Tankard with Representation of Christ and the Devil
Known as an ‘Interims-Schnelle’
Siegburg, ca 1570
Pewter mount: Master TG
Cologne, ca 1600
Siegburg stoneware; mount: pewter, master maker’s mark TG in the lid
Inscriptions ‘DAS VNKRVT / WILL ICH AVS / ROTEN VND / WERFEN ES INS FEVR’, ‘PACK DICH / TEVFEL IN / INTRVM’; ‘DROITI / ANLAIT’
Marks in the pewter lid
Height 37 cm, diameter at bottom 9.5 cm
Provenance: France, private collection
The tall and slender tankard was made in the western German city of Siegburg from between 1560 and 1590 and fitted with a pewter mount in Cologne. What makes this drinking vessel so special is its unusual iconography: to the right of the handle Jesus is depicted driving out the Antichrist, who is portrayed as a winged demon with horns, goat’s feet and a satyr mask growing out of his groin. The next scene shows Christ standing at the foot of a tree with liturgical vessels and by hacking at the tree’s root with an axe. On the other side of the tree a bishop and three monks are using long-handled crutches to support a branch from which a letter of indulgence dangles.
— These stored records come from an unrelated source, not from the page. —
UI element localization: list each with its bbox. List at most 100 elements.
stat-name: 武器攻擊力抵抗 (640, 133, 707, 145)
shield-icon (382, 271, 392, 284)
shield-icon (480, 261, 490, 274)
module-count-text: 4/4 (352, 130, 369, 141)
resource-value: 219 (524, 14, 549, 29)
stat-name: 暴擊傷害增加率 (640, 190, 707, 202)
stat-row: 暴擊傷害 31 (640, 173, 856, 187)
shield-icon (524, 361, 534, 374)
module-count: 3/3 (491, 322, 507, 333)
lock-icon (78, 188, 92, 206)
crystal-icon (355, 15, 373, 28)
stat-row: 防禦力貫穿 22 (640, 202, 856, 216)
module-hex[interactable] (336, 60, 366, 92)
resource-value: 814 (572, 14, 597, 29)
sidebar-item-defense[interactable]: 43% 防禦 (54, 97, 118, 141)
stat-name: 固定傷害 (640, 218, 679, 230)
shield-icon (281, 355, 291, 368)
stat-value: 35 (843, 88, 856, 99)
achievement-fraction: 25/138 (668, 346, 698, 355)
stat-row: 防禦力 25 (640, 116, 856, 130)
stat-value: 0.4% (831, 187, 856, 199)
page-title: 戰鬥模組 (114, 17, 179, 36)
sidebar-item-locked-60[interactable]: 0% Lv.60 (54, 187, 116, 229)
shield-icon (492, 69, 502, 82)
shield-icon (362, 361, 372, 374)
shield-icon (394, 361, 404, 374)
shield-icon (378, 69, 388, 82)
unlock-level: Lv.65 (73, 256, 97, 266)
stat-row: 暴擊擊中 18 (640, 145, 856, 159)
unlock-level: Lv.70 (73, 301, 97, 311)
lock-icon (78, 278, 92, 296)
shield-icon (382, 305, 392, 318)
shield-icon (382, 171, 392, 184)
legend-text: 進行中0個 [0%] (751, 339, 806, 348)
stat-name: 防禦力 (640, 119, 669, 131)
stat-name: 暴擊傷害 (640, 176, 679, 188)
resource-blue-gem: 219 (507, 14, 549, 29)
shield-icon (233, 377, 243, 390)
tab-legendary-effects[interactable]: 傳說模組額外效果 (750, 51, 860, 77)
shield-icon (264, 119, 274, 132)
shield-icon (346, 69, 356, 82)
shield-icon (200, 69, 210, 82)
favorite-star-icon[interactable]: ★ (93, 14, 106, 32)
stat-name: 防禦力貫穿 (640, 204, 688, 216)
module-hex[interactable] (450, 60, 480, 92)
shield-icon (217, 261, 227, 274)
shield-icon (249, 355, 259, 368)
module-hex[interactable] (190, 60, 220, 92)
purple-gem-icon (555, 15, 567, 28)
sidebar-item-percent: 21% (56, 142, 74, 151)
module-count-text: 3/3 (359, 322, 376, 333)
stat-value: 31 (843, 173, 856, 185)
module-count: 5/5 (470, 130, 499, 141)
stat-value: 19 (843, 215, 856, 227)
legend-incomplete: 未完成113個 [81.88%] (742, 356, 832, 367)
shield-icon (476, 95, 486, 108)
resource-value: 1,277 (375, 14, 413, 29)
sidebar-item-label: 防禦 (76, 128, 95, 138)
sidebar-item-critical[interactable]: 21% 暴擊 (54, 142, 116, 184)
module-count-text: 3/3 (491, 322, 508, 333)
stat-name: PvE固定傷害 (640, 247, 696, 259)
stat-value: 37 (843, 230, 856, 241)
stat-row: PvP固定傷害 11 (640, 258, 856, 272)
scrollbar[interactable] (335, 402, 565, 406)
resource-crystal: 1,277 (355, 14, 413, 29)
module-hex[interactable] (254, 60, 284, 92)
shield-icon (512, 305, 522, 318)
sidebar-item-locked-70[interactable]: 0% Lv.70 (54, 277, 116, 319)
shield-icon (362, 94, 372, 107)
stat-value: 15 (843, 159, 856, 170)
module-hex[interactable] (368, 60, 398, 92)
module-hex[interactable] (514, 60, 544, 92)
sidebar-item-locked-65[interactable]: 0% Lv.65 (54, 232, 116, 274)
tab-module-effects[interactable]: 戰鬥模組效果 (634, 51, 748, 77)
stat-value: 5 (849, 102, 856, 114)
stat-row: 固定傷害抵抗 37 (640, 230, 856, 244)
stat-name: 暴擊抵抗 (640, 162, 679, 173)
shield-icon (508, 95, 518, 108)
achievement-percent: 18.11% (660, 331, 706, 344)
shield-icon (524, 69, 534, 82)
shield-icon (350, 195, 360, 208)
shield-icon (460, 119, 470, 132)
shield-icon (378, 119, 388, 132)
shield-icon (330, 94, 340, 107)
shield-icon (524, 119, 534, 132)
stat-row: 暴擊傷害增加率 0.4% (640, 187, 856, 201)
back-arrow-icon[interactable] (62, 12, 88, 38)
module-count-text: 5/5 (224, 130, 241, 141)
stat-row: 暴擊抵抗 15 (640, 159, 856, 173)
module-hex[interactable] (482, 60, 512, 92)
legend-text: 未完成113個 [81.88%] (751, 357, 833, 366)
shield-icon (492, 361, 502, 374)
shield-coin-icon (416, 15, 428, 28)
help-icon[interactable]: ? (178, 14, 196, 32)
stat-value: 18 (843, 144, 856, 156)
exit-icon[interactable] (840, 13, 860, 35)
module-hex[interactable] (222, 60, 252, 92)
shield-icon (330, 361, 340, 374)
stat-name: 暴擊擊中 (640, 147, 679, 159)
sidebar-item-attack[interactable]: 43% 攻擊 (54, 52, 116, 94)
The scenes represented should be interpreted as satirising Catholic practices, especially the Catholic liturgy, and the remission of sins through the issuance of indulgences. Furthermore, the tankard alludes to an historic event: the ‘Augsburg Interim’. After the Holy Roman Emperor Charles V defeated the Schmalkaldic League, the Augsburg Diet passed the ‘Augsburg Interim’ in 1548 that made some concessions to the Protestants, including allowing Communion under both kinds, but also forced them to reintroduce the Catholic ceremonies to divine service. Since the interim solution was hated by Lutherans and Catholics alike, the compromise was vehemently opposed by both sides. Made at the workshop of a Protestant master potter, the present tankard is a rare testimony to the confessionalisation era of Protestant Reformation history.